Phat Thai [Classic Thai Noodles]

Locale: USA

Source: Victor Sodsook, True Thai [p. 114]

Serves: 2-3, more as appetizer or side


  • 8 oz dried rice stick noodles, 1/8-inch wide
  • 2 tbs dried shrimp (optional)
  • 1 lb medium shrimp, peeled
  • 4 tbs thai fish sauce
  • 6 tbs distilled white vinegar
  • 4 tbs sugar
  • 1 tbs ketchup
  • 3 tbs vegetable oil
  • 8 cloves garlic, mashed or crushed or chopped
  • 2 eggs
  • 4-6 scallions, cut 1.5-inches
  • up to 1/2 tbs Thai or Mexican chili powder or cayenne pepper (optional, to taste)
  • 1.5 c bean sprouts (optional)
  • 1/3 c roasted peanuts, chopped fine
  • 1 tsp Japanese sesame oil (optional)


  1. Soak dried shrimp in warm water (if using), at least 30 minutes. When soft chop coarsely.

  2. Soak rice sticks in warm water, 15-30 minutes (depending on how soft you want them). Drain.

  3. Mix sugar, vinegar, fish sauce, and ketchup in a medium bowl, stirring to dissolve sugar. Prepare everything for stir fry: garlic/dried shrimp (if using) on a plate, scallions on another, eggs broken and lightly scrambled in a small bowl.

  4. Heat a large skillet until hot. Add oil. Add garlic prep and stir-fry until aromatic. (Remove chilis if you used but don't want to leave them in dish.) Add shrimp and toss until they start to turn pink. Add sauce and toss. Add rice sticks and toss. Cover for a couple minutes, toss, cover again, toss again until sauce is mostly absorbed. Push noodles to one side and pour eggs onto bare pan. Cook without stirring 15 seconds, then as the egg sets mix into noodles. Add scallions and chili powder (if using) and toss, cooking 1-2 minutes. If using, add bean sprouts and toss to warm them up (they add some crunch to the soft noodles). Add peanuts and sesame oil (if using), toss, and serve.


  1. This is modified in several ways from Sodsook's recipe. I use more shrimp, where he only calls for 1/4 lb, supplemented by 1/4 lb pork or chicken (cut into shreds), and he optionally adds pressed bean curd and/or shredded salted radish. I cut the sugar down from 6 to 4 tbs -- if you use the chili powder you may want to kick it back up. I never add bean sprouts, but kept them in the recipe in case you want to. You could substitute firm tofu for the shrimp and/or meat. I also added the sesame oil, which as far as I know is never used in authentic Thai cuisine but adds an agreeably nutty taste and aroma.

  2. You can substitute hot oil or hot bean paste for the chili/cayenne, in which case I would put it in with the garlic (and probably increase the sugar, depending on how hot you're aiming for). I only want a hint of heat, so what I usually do instead is to briefly fry a couple dried Chinese chilis with the garlic, then pick them out before adding the noodles.

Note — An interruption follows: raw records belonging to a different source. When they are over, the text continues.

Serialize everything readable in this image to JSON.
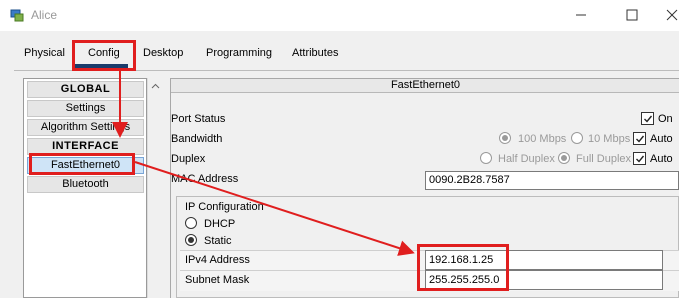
{
  "window": {
    "title": "Alice",
    "app_icon": "packet-tracer-icon"
  },
  "tabs": [
    {
      "label": "Physical"
    },
    {
      "label": "Config"
    },
    {
      "label": "Desktop"
    },
    {
      "label": "Programming"
    },
    {
      "label": "Attributes"
    }
  ],
  "active_tab": "Config",
  "sidebar": {
    "global": "GLOBAL",
    "settings": "Settings",
    "algorithm_settings": "Algorithm Settings",
    "interface": "INTERFACE",
    "fastethernet0": "FastEthernet0",
    "bluetooth": "Bluetooth"
  },
  "panel": {
    "header": "FastEthernet0",
    "port_status": {
      "label": "Port Status",
      "on_label": "On",
      "on_checked": true
    },
    "bandwidth": {
      "label": "Bandwidth",
      "opt_100": "100 Mbps",
      "opt_10": "10 Mbps",
      "auto_label": "Auto",
      "auto_checked": true
    },
    "duplex": {
      "label": "Duplex",
      "half": "Half Duplex",
      "full": "Full Duplex",
      "auto_label": "Auto",
      "auto_checked": true
    },
    "mac": {
      "label": "MAC Address",
      "value": "0090.2B28.7587"
    },
    "ip_config": {
      "title": "IP Configuration",
      "dhcp": "DHCP",
      "static": "Static",
      "selected": "Static",
      "ipv4_label": "IPv4 Address",
      "ipv4_value": "192.168.1.25",
      "mask_label": "Subnet Mask",
      "mask_value": "255.255.255.0"
    }
  },
  "colors": {
    "annotation": "#e01e1e",
    "tab_underline": "#1a3b6b",
    "selected_item": "#cfe4f7"
  }
}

  3. Definitely get a high-quality fish sauce. I don't know that the difference between Thai and Vietnamese matters, but I like a brand called Red Boat.

  4. I've made this with a 14 oz box of rice sticks, scaling the sauce up by 50% and adding a third egg. That seems to work out about right.

  5. Note that this dish cooks really fast, so it is important to do and organize all the prep before you heat up the pan. It typically cooks up in about ten minutes, and I'm probably cooking it longer than I need to (I'm not much into al dente noodles). Even adding chicken or pork wouldn't add much to the cooking time, at least if you kept it all coarsely shredded. Moreover, the prep can easily be done in the half-hour or so the rice sticks are soaking, so from start to end this takes less than an hour.